On 21st March 2009, GNRC Africa in collaboration with SAYS- the Somaliland Association of Youth Alliance, organized a workshop in Borama, the second capital of Somaliland. The workshop held at SAYS conference hall attracted about 35 young participants from different primary and secondary schools in the city of Borama in Somaliland.
The purpose of the workshop was to sensitize children and young people on conflict, peace, peace building and the importance of accepting different cultures. Participants listed their expectations from the workshop as; to comprehend and understand the importance of peace, to know what conflict is, to learn why conflicts happen; to get some helpful skills in conflict resolution; to learn how to create a peaceful environment; to be aware of what ignites conflicts; to learn how to strengthen peace and prevent conflicts.
Once expectations were jotted down, participants also voiced their understanding of conflict as lack of understanding, conflicting interests, difference among people, confrontations, war, family and domestic problems, disagreements based on politics and management styles, lack of trust and violence.
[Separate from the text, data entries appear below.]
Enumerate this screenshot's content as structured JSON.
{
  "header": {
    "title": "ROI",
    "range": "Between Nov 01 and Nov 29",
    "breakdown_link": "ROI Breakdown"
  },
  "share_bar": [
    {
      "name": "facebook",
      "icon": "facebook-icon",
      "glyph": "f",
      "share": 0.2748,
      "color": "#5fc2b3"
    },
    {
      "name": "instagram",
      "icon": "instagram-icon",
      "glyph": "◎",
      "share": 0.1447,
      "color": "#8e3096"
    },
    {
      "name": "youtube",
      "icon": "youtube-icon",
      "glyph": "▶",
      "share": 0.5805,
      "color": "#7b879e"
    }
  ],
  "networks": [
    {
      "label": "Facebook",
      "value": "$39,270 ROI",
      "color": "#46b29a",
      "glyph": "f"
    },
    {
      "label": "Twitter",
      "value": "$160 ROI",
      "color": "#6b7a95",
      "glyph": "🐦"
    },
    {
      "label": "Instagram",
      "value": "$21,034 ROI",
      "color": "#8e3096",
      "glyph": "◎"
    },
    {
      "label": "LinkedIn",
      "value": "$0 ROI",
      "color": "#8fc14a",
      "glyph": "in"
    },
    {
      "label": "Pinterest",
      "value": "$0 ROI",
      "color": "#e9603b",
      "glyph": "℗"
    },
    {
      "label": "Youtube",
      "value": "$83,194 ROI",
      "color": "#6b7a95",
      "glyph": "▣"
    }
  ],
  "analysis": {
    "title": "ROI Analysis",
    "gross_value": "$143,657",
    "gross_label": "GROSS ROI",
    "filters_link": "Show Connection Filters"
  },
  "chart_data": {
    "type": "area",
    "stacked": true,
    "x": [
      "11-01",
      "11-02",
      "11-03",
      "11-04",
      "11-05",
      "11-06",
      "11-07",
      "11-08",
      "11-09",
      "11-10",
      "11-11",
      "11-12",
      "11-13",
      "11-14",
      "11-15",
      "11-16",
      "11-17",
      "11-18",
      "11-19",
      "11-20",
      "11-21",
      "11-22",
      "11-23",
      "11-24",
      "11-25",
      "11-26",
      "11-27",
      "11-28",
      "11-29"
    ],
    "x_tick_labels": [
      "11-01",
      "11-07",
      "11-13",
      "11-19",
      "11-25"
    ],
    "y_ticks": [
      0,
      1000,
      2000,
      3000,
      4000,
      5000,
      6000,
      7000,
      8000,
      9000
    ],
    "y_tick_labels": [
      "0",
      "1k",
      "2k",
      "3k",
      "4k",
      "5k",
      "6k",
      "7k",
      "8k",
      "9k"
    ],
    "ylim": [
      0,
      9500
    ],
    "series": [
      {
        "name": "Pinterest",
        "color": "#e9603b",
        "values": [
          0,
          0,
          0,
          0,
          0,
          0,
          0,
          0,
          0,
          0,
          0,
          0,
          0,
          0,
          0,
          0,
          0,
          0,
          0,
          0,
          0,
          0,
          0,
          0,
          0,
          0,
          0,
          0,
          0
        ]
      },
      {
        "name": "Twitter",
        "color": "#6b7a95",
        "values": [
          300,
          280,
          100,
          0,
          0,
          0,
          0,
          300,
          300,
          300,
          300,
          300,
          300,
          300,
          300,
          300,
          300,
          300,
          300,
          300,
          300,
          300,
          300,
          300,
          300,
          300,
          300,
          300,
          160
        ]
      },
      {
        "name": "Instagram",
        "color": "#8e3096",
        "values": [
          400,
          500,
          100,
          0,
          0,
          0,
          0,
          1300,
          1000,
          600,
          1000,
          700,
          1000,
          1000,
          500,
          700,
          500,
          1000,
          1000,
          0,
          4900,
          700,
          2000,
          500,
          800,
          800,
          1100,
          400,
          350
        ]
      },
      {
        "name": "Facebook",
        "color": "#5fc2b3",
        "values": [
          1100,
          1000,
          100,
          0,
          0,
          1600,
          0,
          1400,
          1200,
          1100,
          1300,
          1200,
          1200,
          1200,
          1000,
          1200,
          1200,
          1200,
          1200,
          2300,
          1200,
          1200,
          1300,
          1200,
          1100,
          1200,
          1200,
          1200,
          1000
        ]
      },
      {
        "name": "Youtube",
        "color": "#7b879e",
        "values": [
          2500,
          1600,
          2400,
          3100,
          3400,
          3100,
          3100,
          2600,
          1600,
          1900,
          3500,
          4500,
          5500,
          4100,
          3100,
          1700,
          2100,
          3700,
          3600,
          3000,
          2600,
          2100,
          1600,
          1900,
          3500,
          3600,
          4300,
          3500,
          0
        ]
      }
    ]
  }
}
Participants said conflicts affected people’s emotions, physical body, and mental stability and needed to be managed, treated, prevented and resolved. Thus the facilitator using a participatory and an interactive learning approach, group work and presentations highlighted what was meant by peace and its importance for all communities. Conflict was illustrated as a situation that allows people to compete, hate and create violence.
The facilitator also commented on the tools that help people understand conflict, responses to conflict, and skills for responding to conflict. One student suggested that one good skill in responding to conflict is to manage one’s temper and stress, and to avoid unfair and irrational treatment.
The most important session was the one comprising peer mediation. Most of the participants said that they liked this part of the workshop the most. They learnt the steps in peer mediating and to practice these steps, the facilitator requested some volunteers to play the role of a mediation team and conflicting students. There was an assumption that two students conflicted over a text book and every one of them claimed to have the right to read the book. The book belonged to the school they went. Therefore, two participants acted as mediators while they followed the four-step process of peer mediation;
When students gained knowledge on peer mediation, the facilitator moved to other broad themes designed to help the participants understand themselves and the world. He shed light on understanding of self; others, the world, relationships, child, youth, change and other terms which assisted participants understand how people can leave together. This session was guided by the GNRC LLT Toolkit. Finally, the facilitator gave details on peace clubs, their importance and possibilities of launching strong peace clubs in their schools.
The Borama peace building workshop managed to train thirty five students on peace, conflict, peer mediation, and peace club formation and management. Students form each school formed a peace club of their own with the aim of working in the mediation and resolution of conflicts among students, establishing a culture that accepts others and encourages peace initiatives, improve school environment by tree planting, promote healthy school debates and information sharing sessions and sports activities.